After the K-Means Clustering ML calculation, we got the group with most shopping centers close by and less coffee shops all things considered. We likewise found different qualities of the group. It shows the group has the most populace and thickness which suggests the most elevated traffic among all the bunches. 

There are 40 hexagon territories in this bunch, we sort all these hexagon regions by shopping centers, restaurants, and coffee shops data in dropping request which focuses to cover all the more shopping centers and less cinemas in the neighborhood cell or close by. 

We make our inference with the 5 most encouraging hexagon territories fulfilling every one of our conditions. These suggested zones will be a decent beginning stage for additional examination. There are additionally different components which could be considered, for example genuine traffic information and the income of each restaurants, coffee shops, parking areas nearby. They will be useful to discover more exact outcomes.

## Conclusion


The motivation behind this project is to discover an area on Toronto explicitly on North York to open a coffee shop. 

In the wake of bringing information from a few information sources and procedure them into a spotless information outline, applying the K-Means bunching calculation, I picked the group with more restaurants and coffee shops all things considered.
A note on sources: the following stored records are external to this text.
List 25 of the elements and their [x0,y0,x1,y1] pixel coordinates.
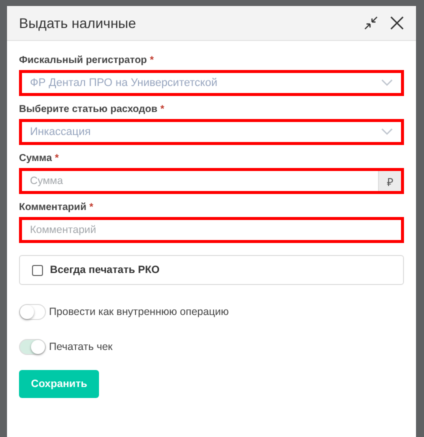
checkbox-label: Всегда печатать РКО [50,264,160,276]
field-label: Сумма [19,153,52,164]
collapse-icon[interactable] [364,16,378,30]
dialog-title: Выдать наличные [19,15,138,31]
toggle-label: Провести как внутреннюю операцию [49,306,229,318]
save-button[interactable]: Сохранить [19,370,100,398]
toggle-switch[interactable] [19,304,46,320]
select-field[interactable]: ФР Дентал ПРО на Университетской [19,70,404,96]
field-label: Фискальный регистратор [19,55,147,66]
select-field[interactable]: Инкассация [19,119,404,145]
required-mark: * [54,153,59,164]
checkbox[interactable] [32,264,43,276]
close-icon[interactable] [390,16,404,30]
amount-input-group[interactable]: Сумма ₽ [19,168,404,194]
field-label: Комментарий [19,202,86,213]
field-label: Выберите статью расходов [19,104,158,115]
currency-addon: ₽ [378,171,401,191]
chevron-down-icon[interactable] [381,128,393,136]
required-mark: * [150,55,154,66]
toggle-switch[interactable] [19,339,46,355]
chevron-down-icon[interactable] [381,79,393,87]
required-mark: * [160,104,164,115]
required-mark: * [89,202,94,213]
toggle-label: Печатать чек [49,341,113,353]
comment-field[interactable]: Комментарий [19,217,404,243]
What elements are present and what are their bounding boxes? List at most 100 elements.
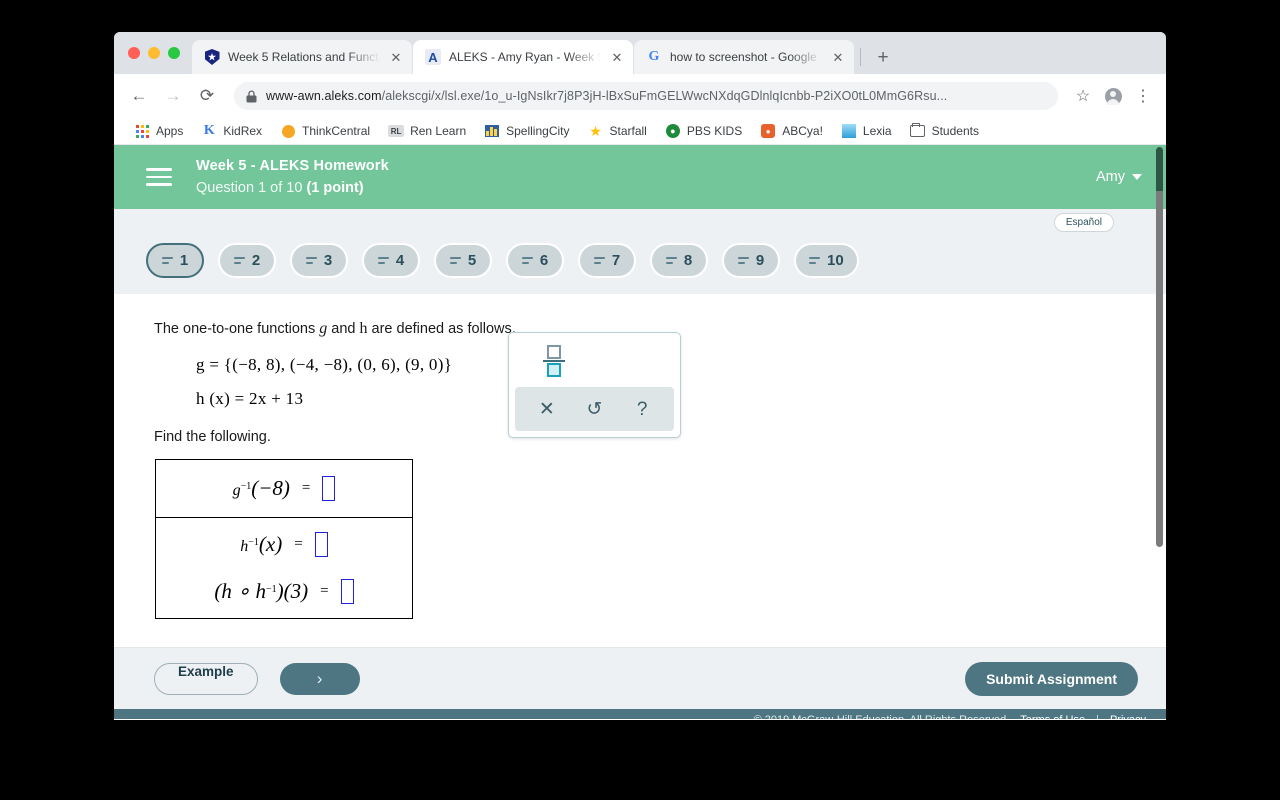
next-question-button[interactable]: › [279, 662, 360, 695]
bookmark-star-icon[interactable]: ☆ [1070, 83, 1096, 109]
exponent: −1 [248, 537, 259, 548]
bookmark-renlearn[interactable]: RL Ren Learn [380, 120, 474, 142]
bookmark-label: Ren Learn [410, 124, 467, 138]
shield-icon: ★ [204, 49, 220, 65]
answer-input-3[interactable] [340, 579, 354, 604]
starfall-star-icon: ★ [589, 122, 602, 139]
copyright-text: © 2019 McGraw-Hill Education. All Rights… [754, 714, 1010, 720]
close-window-button[interactable] [128, 47, 140, 59]
lines-icon [377, 257, 389, 264]
question-button-10[interactable]: 10 [794, 243, 859, 278]
tab-divider [860, 48, 861, 66]
question-status: Question 1 of 10 (1 point) [196, 177, 1096, 199]
expression-text: g−1(−8) [233, 476, 290, 501]
close-icon[interactable]: ✕ [609, 49, 625, 65]
prompt-var-h: h [359, 320, 368, 337]
equals-sign: = [320, 583, 329, 599]
abcya-icon: ● [760, 123, 776, 139]
aleks-subheader: Español 1 2 3 4 5 6 7 8 9 10 [114, 209, 1166, 294]
terms-of-use-link[interactable]: Terms of Use [1020, 714, 1085, 720]
profile-avatar-icon[interactable] [1100, 83, 1126, 109]
fraction-icon[interactable] [537, 342, 571, 380]
reload-button[interactable]: ⟳ [192, 81, 222, 111]
bookmark-lexia[interactable]: Lexia [833, 120, 900, 142]
chevron-down-icon [1132, 174, 1142, 180]
url-path: /alekscgi/x/lsl.exe/1o_u-IgNsIkr7j8P3jH-… [381, 89, 948, 103]
maximize-window-button[interactable] [168, 47, 180, 59]
submit-assignment-button[interactable]: Submit Assignment [965, 661, 1138, 696]
question-button-2[interactable]: 2 [218, 243, 276, 278]
back-button[interactable]: ← [124, 81, 154, 111]
fraction-bar [543, 359, 565, 363]
question-button-6[interactable]: 6 [506, 243, 564, 278]
example-button[interactable]: Example [154, 662, 258, 695]
lines-icon [233, 257, 245, 264]
browser-menu-icon[interactable]: ⋮ [1130, 83, 1156, 109]
answer-row-1: g−1(−8) = [156, 460, 412, 517]
bookmark-starfall[interactable]: ★ Starfall [580, 120, 655, 142]
address-bar[interactable]: www-awn.aleks.com/alekscgi/x/lsl.exe/1o_… [234, 82, 1058, 110]
question-button-3[interactable]: 3 [290, 243, 348, 278]
fraction-denominator-box [547, 363, 561, 378]
bookmark-pbskids[interactable]: ● PBS KIDS [657, 120, 750, 142]
bookmark-spellingcity[interactable]: SpellingCity [476, 120, 577, 142]
hamburger-menu-icon[interactable] [146, 168, 172, 186]
question-button-4[interactable]: 4 [362, 243, 420, 278]
question-button-7[interactable]: 7 [578, 243, 636, 278]
exponent: −1 [240, 481, 252, 492]
equals-sign: = [294, 536, 303, 552]
bookmark-label: Starfall [609, 124, 647, 138]
new-tab-button[interactable]: + [869, 43, 897, 71]
answer-row-2: h−1(x) = (h ∘ h−1)(3) = [156, 517, 412, 618]
help-icon[interactable]: ? [627, 394, 657, 424]
bookmark-thinkcentral[interactable]: ThinkCentral [272, 120, 378, 142]
bookmark-label: Students [931, 124, 979, 138]
bookmark-students[interactable]: Students [902, 120, 987, 142]
page-scrollbar[interactable] [1152, 145, 1166, 719]
footer-separator: | [1096, 714, 1099, 720]
close-icon[interactable]: ✕ [388, 49, 404, 65]
bookmark-kidrex[interactable]: K KidRex [193, 120, 270, 142]
privacy-link[interactable]: Privacy [1110, 714, 1146, 720]
header-titles: Week 5 - ALEKS Homework Question 1 of 10… [196, 155, 1096, 200]
expression-text: (h ∘ h−1)(3) [214, 579, 308, 604]
browser-toolbar: ← → ⟳ www-awn.aleks.com/alekscgi/x/lsl.e… [114, 74, 1166, 118]
question-button-5[interactable]: 5 [434, 243, 492, 278]
equals-sign: = [301, 480, 311, 496]
homework-title: Week 5 - ALEKS Homework [196, 157, 389, 174]
url-host: www-awn.aleks.com [266, 89, 382, 103]
palette-toolbar: ✕ ↺ ? [515, 387, 674, 431]
renlearn-icon: RL [388, 123, 405, 139]
bookmark-apps[interactable]: Apps [126, 120, 191, 142]
clear-icon[interactable]: ✕ [532, 394, 562, 424]
undo-icon[interactable]: ↺ [579, 394, 609, 424]
lines-icon [737, 257, 749, 264]
aleks-page: Week 5 - ALEKS Homework Question 1 of 10… [114, 145, 1166, 719]
fn-name: (h ∘ h [214, 579, 267, 603]
question-button-1[interactable]: 1 [146, 243, 204, 278]
tab-title: Week 5 Relations and Function [228, 50, 380, 64]
user-menu[interactable]: Amy [1096, 169, 1142, 185]
question-button-9[interactable]: 9 [722, 243, 780, 278]
browser-tab-3[interactable]: G how to screenshot - Google Se ✕ [634, 40, 854, 74]
answer-input-1[interactable] [322, 476, 336, 501]
aleks-a-icon: A [425, 49, 441, 65]
browser-tab-2[interactable]: A ALEKS - Amy Ryan - Week 5 - ✕ [413, 40, 633, 74]
forward-button[interactable]: → [158, 81, 188, 111]
page-scrollbar-thumb[interactable] [1156, 147, 1163, 547]
answer-table: g−1(−8) = h−1(x) = (h ∘ h−1)(3) = [155, 459, 413, 619]
espanol-button[interactable]: Español [1053, 213, 1114, 232]
close-icon[interactable]: ✕ [830, 49, 846, 65]
minimize-window-button[interactable] [148, 47, 160, 59]
lines-icon [449, 257, 461, 264]
lines-icon [593, 257, 605, 264]
question-number: 8 [683, 252, 693, 269]
lines-icon [161, 257, 173, 264]
copyright-bar: © 2019 McGraw-Hill Education. All Rights… [114, 709, 1166, 719]
question-button-8[interactable]: 8 [650, 243, 708, 278]
question-body: The one-to-one functions g and h are def… [114, 294, 1166, 647]
browser-tab-1[interactable]: ★ Week 5 Relations and Function ✕ [192, 40, 412, 74]
bookmark-abcya[interactable]: ● ABCya! [752, 120, 831, 142]
answer-input-2[interactable] [314, 532, 328, 557]
lock-icon [246, 89, 257, 103]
By arranging all up-and-comer territories in the bunch, we get the most 5 promising zones which are utilized as beginning stages for definite investigation by partners. 

A ultimate choice on ideal coffeehouse's area will be made by partners dependent on explicit qualities of neighborhoods and areas in each suggested zone, thinking about extra factors like the parking garage of every area, traffic of existing cinemas in the bunch, and current income of them, and so forth.